Oral | Thursday, 07 May, 11:00–11:10 (CEST)
 
Room 0.14
Hierarchical Testing of a Hybrid Machine Learning-Physics Global Atmosphere Model
Ziming Chen1, L. Ruby Leung1, Wenyu Zhou1, Jian Lu2,3, Sandro W. Lubis1, Ye Liu1, Jay Chang1, Bryce E. Harrop1, Ya Wang4, Mingshi Yang5, Gan Zhang5, and Yun Qian1
Ziming Chen et al.
  • 1Atmospheric, Climate, & Earth Sciences (ACES) Division, Pacific Northwest National Laboratory, Richland, Washington, USA
  • 2College of Oceanic and Atmospheric Sciences, Ocean University of China, Qingdao, China
  • 3State Key Laboratory of Physical Oceanography, Ocean University of China, Qingdao, China
  • 4State Key Laboratory of Numerical Modeling for Atmospheric Sciences and Geophysical Fluid Dynamics, Institute of Atmospheric Physics, Chinese Academy of Sciences, Beijing, China
  • 5Department of Climate, Meteorology, and Atmospheric Sciences, University of Illinois Urbana-Champaign, Urbana, United States of America

Machine learning (ML)-based models have recently demonstrated high skill and computational efficiency, often outperforming conventional physics-based models in weather forecasting and subseasonal prediction. While prior efforts have assessed their ability to capture atmospheric dynamics at the synoptic scale, their performance across broader timescales and under out-of-distribution forcing remains insufficiently understood but essential criterion for establishing their credibility in Earth system science.

In this study, we design three idealized test cases to evaluate the Neural General Circulation Model (NeuralGCM), a hybrid model that couples a dynamical core with ML-based physical parameterizations. The test casts span synoptic-scale phenomena, interannual variability, and out-of-distribution forcings via uniform warmings. We benchmark NeuralGCM against observations and conventional physics-based Earth system models (ESMs). At the synoptic scale, NeuralGCM captures the evolution and propagation of extratropical cyclones with performance comparable to ESMs. At the interannual scale, when forced by El Niño-Southern Oscillation sea surface temperature (SST) anomalies, NeuralGCM successfully reproduces associated teleconnection patterns but exhibits deficiencies in capturing nonlinear response. Under out-of-distribution uniform-warming forcings, NeuralGCM simulates similar responses in global-average temperature and precipitation and reproduces large-scale tropospheric circulation features similar to those in ESMs. Notable weaknesses include overestimating the tracks and spatial extent of extratropical cyclones, and biases in the teleconnected wave train triggered by tropical SST anomalies. Furthermore, its simulated temperature responses near the tropopause and in the stratosphere under uniform warming simulations deviate from those in physics-based models, likely due to the biases in vertical temperature advection by the residual circulation.
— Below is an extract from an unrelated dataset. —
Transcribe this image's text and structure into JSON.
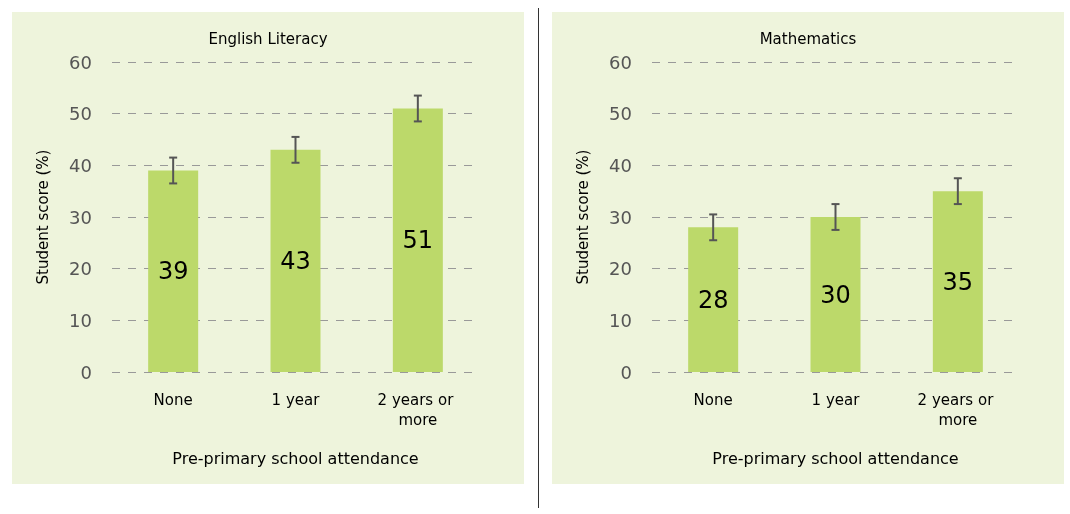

Despite these limitations, NeuralGCM exhibits credible responses across all test cases and performs comparably to both observations and physics-based ESMs. These results suggest that hybrid models like NeuralGCM, which integrate dynamical cores with ML physics, offer a promising path toward the next generation of ML-based ESMs.

How to cite: Chen, Z., Leung, L. R., Zhou, W., Lu, J., Lubis, S. W., Liu, Y., Chang, J., Harrop, B. E., Wang, Y., Yang, M., Zhang, G., and Qian, Y.: Hierarchical Testing of a Hybrid Machine Learning-Physics Global Atmosphere Model, EGU General Assembly 2026, Vienna, Austria, 3–8 May 2026, EGU26-22911, https://doi.org/10.5194/egusphere-egu26-22911, 2026.